An article in Algemeen Dagblad reports that a court in The Hague has decided that cafes, restaurants and other catering establishments may no longer have smoking areas following a lawsuit. Bernadet Naber, from the Association of the Hospitality Industry, says that a lot of money has been invested in smoking rooms and she’s not sure what is going to happen now following this announcement.

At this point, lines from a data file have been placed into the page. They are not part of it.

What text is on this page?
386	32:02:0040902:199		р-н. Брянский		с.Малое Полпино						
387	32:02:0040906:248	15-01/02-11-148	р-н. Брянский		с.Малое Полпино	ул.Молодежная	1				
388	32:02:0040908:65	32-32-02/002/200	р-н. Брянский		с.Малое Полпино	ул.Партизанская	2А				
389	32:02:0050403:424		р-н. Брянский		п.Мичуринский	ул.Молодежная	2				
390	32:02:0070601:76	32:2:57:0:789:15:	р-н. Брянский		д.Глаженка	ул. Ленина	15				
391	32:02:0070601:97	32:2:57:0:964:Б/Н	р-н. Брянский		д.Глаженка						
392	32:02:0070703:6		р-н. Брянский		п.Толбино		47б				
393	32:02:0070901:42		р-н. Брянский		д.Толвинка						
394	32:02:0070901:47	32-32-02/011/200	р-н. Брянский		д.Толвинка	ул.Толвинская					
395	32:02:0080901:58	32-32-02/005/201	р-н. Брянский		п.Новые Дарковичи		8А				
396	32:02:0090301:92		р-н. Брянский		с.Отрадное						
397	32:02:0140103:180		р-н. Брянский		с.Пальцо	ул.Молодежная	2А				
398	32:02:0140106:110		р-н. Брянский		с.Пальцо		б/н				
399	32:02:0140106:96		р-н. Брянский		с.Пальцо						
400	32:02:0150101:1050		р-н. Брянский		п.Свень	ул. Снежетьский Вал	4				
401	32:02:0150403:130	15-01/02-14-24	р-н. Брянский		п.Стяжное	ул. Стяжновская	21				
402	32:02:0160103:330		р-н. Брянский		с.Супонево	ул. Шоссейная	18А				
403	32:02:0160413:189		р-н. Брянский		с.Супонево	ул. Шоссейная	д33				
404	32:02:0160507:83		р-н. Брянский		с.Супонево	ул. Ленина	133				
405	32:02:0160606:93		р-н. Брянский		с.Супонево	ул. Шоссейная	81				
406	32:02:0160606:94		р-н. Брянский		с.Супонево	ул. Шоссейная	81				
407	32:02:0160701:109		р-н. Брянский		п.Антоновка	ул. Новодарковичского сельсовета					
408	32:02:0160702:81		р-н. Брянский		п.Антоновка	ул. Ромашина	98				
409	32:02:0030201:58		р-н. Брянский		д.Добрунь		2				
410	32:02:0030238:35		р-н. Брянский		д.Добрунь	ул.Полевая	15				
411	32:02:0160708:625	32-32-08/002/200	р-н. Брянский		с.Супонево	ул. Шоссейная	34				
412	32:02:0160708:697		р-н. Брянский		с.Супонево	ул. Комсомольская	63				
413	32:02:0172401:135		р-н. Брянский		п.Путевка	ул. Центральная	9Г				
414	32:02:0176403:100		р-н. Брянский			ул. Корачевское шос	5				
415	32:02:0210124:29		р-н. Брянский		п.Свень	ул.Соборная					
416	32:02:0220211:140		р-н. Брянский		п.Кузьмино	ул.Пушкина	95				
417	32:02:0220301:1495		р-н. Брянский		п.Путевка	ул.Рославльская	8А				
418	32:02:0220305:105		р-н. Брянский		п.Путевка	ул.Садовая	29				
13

It is extremely important to ensure that people who choose not to smoke are not involuntarily exposed to tobacco smoke in enclosed, indoor public spaces. It is equally important, however, for all health policy to be evidence-based, and for the free choices of adults to be respected. Informed adults should have the freedom to smoke if they choose and should not be unfairly penalised for doing so. Policies which protect the rights of non-smokers should not be used to punish smokers for making this choice for themselves.
ESTA Secretary General Peter van der Mark said: “Smokers should not be ostracised for choosing to smoke. The most appropriate policy response is to provide smoke-free environments for non-smokers whilst accommodating smokers through designated, ventilated smoking areas. Not to allow this will harm small businesses in the Netherlands, which will now have to spend a significant amount of money restructuring their premises. Moreover, it disregards the rights of smokers, abandoning evidence-based policy in favour of paternalistically punishing adults for how they choose to live their lives.”